中国が建設を進める高速鉄道の問題点

 日本が提案し、受注が確実視されていた案件を、横取りする形で受注した中国。用地買収の遅れや施工計画の不備により、完成時期の遅延や予算不足などが発生している。開業しても40年以上は黒字転換にならない。この間、毎年国家予算を投入する事になり、国家の大きな負担になるのは目に見えている。G20の会議に併せて計画された、周近平主席を招いての試乗セレモニーが中止になり、ジョコ大統領も面目丸つぶれとなった。現在の進捗率は80%、しかし、2023年6月には開業させると言っている。日本の常識的な試運転期間から考えると、とても開業できる工期ではないが、ここはインドネシア、なし崩し的に開業の形に持っていくだろう。
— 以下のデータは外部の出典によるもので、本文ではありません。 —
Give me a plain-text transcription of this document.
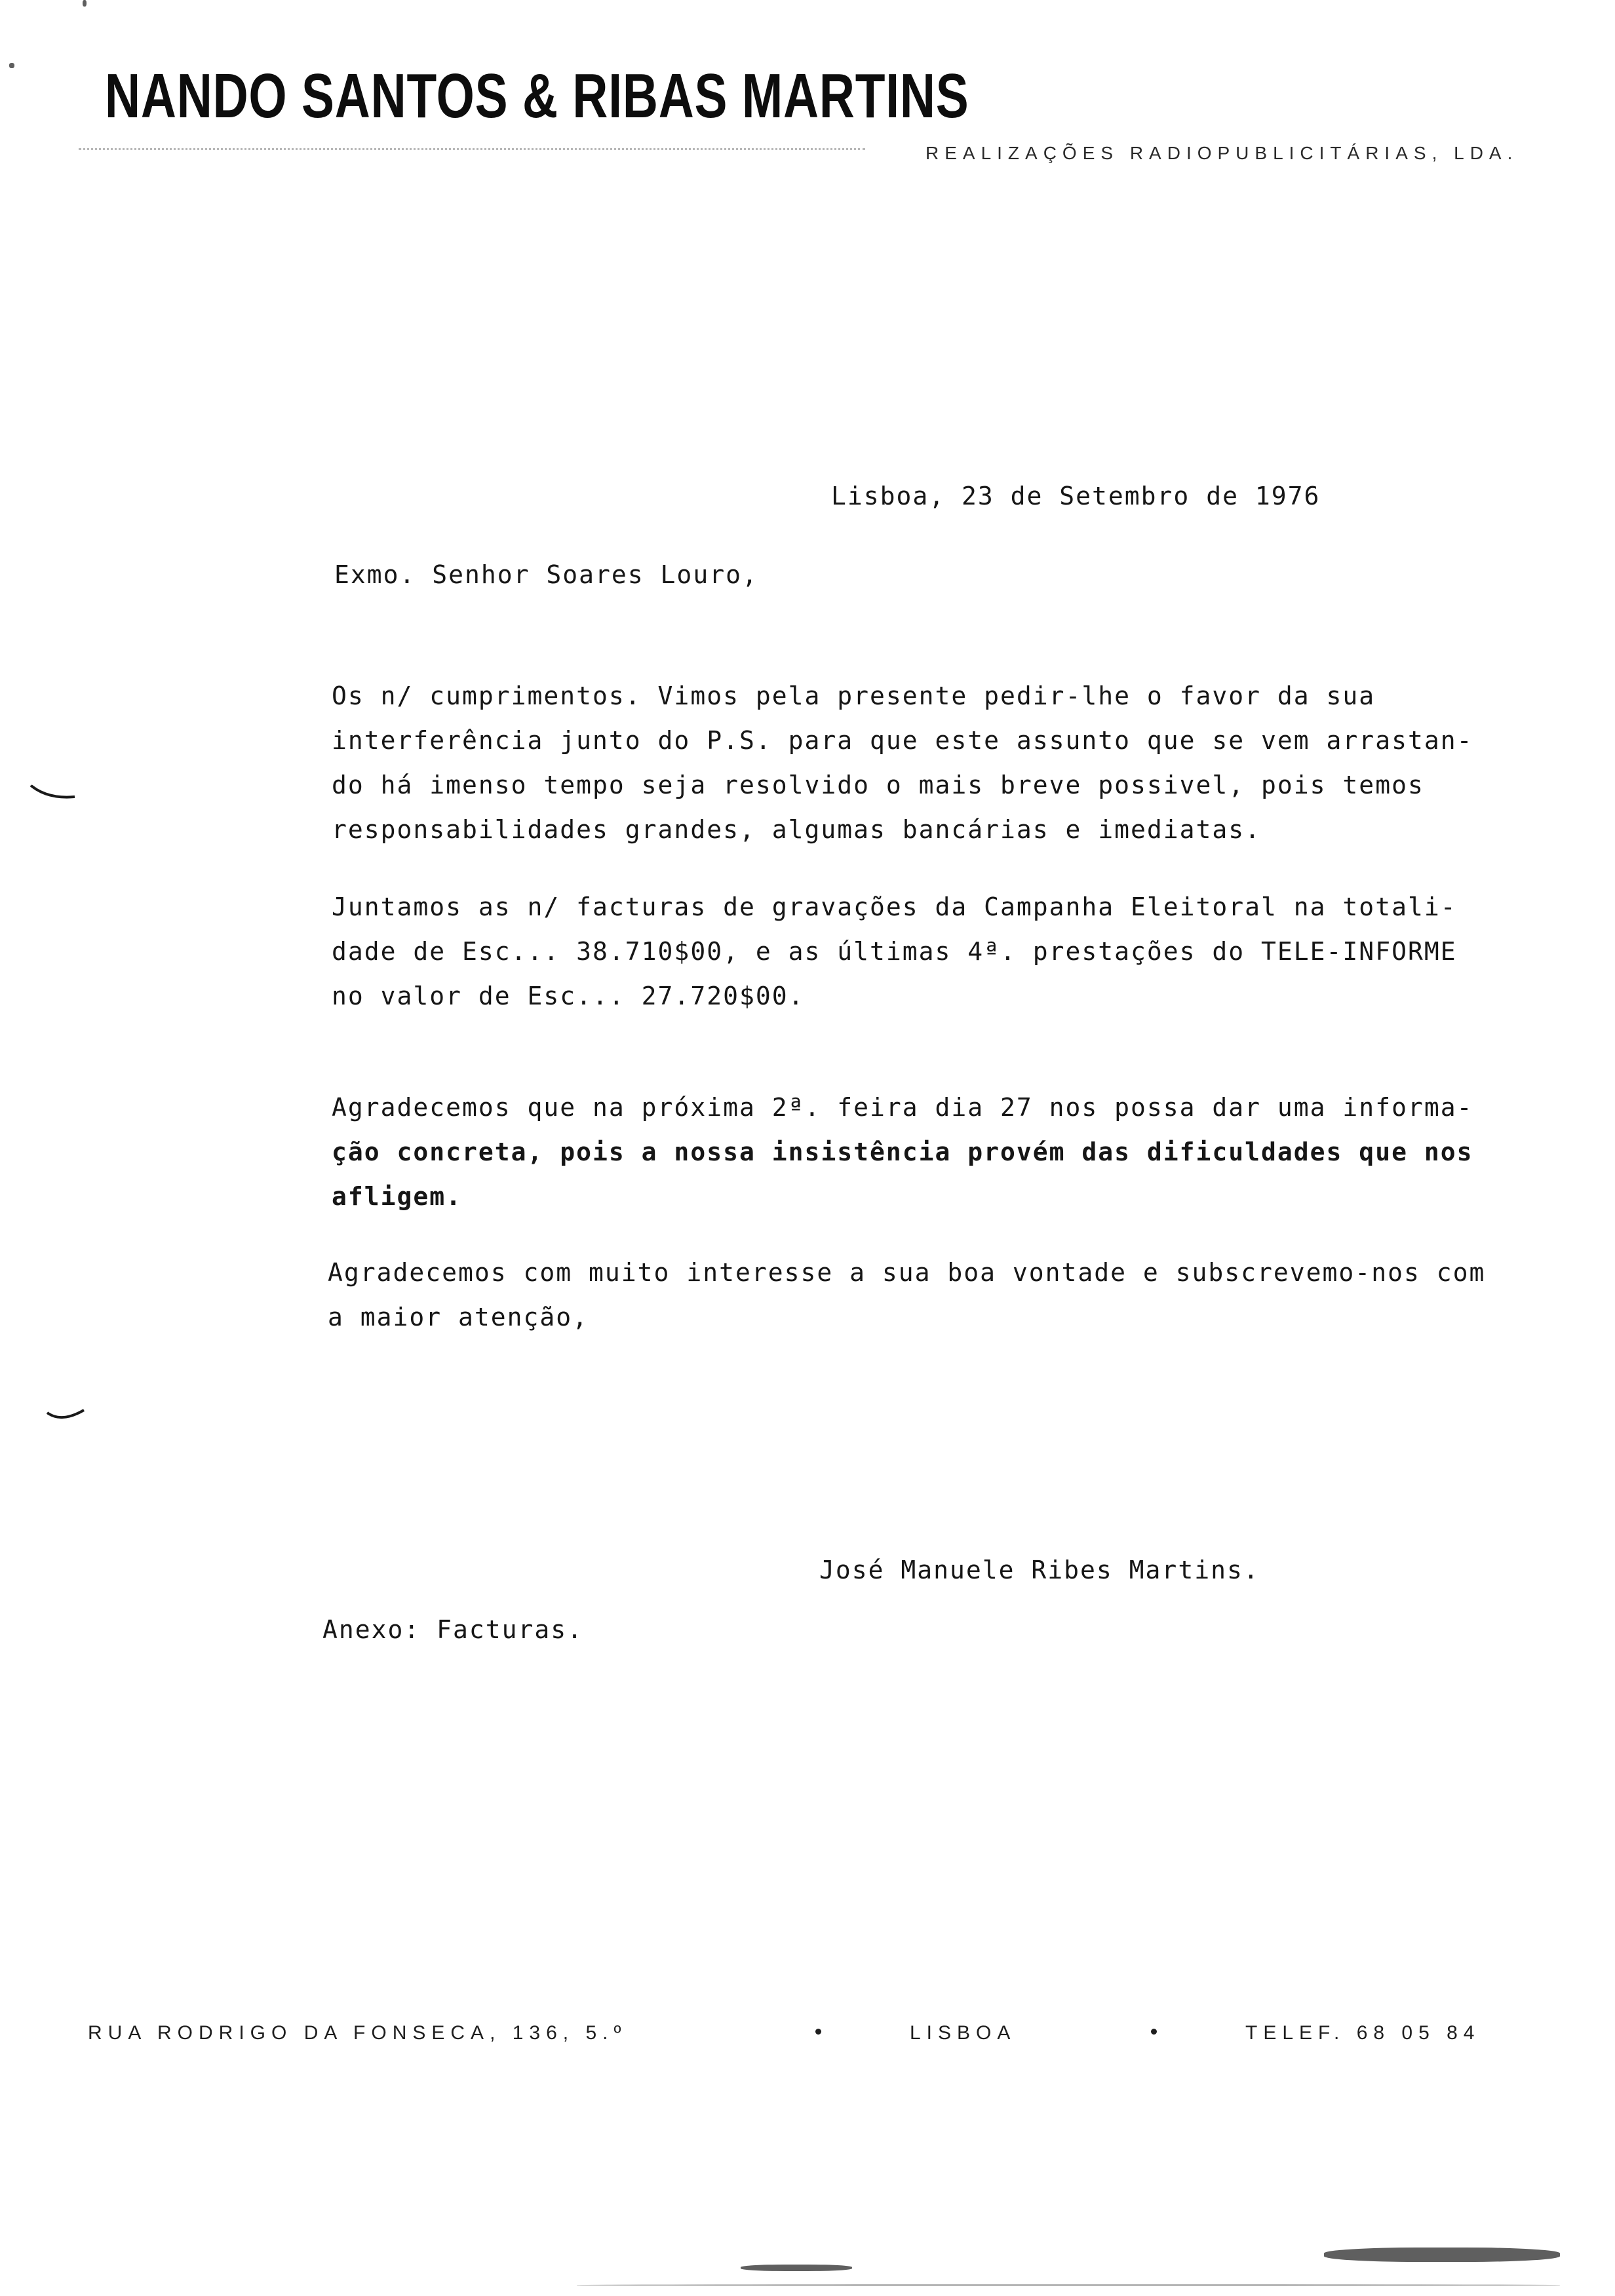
NANDO SANTOS & RIBAS MARTINS
REALIZAÇÕES RADIOPUBLICITÁRIAS, LDA.
Lisboa, 23 de Setembro de 1976
Exmo. Senhor Soares Louro,
Os n/ cumprimentos. Vimos pela presente pedir-lhe o favor da sua
interferência junto do P.S. para que este assunto que se vem arrastan-
do há imenso tempo seja resolvido o mais breve possivel, pois temos
responsabilidades grandes, algumas bancárias e imediatas.
Juntamos as n/ facturas de gravações da Campanha Eleitoral na totali-
dade de Esc... 38.710$00, e as últimas 4ª. prestações do TELE-INFORME
no valor de Esc... 27.720$00.
Agradecemos que na próxima 2ª. feira dia 27 nos possa dar uma informa-
ção concreta, pois a nossa insistência provém das dificuldades que nos
afligem.
Agradecemos com muito interesse a sua boa vontade e subscrevemo-nos com
a maior atenção,
José Manuele Ribes Martins.
Anexo: Facturas.
RUA RODRIGO DA FONSECA, 136, 5.º	LISBOA	TELEF. 68 05 84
開業後のトラブル発生は必至であり、安全性の保証も担保されない。

 

 そもそも、高速鉄道計画は、安部元首相がインドネシア訪問の際に、手土産げとして借款の話しを持ってきたらしい。企画に関与したコンサルタントに聞くと、もともと採算の取れる計画では無かったと言う。インドネシアの経済状況等を考えても無謀な提案だったようだ。私も、在来線さえ十分整備されていないのに、巨額の費用を投入してまで部分的・短距離の高速鉄道を建設する意味があるのかと、思ったものだ。

 

 中国は、潤沢な資金をあらゆる国に投資し、負債の回収が出来なくなると、色々な権益を取得するという戦略で海外進出を続けているが、日本政府にはそのような真似は出来ない。何故なら、国民性、気質が違うからだ。借款を付与する相手国の国民性、気質を十分理解した上で、正論が理解される範囲内で支援するしかない。インドネシアには国を思う政治家はいない。自分の利権のためにしか働かない。そのような条件下で、立案・提案するプロジェクトを形成するのは、非常に難しいと思うが、ODAを継続するためには、やらねばならないだろう。JICAは、優秀な民間のエンジニアを雇用し、まずは政治的な意向を入れないで、プロジェクトの企画に取り掛かるべきと考える。

 

 私は30年以上、インドネシアで鉄道工事に携わってきた。日本政府の援助で、本当に必要なプロジェクトが進んで欲しいと願っている。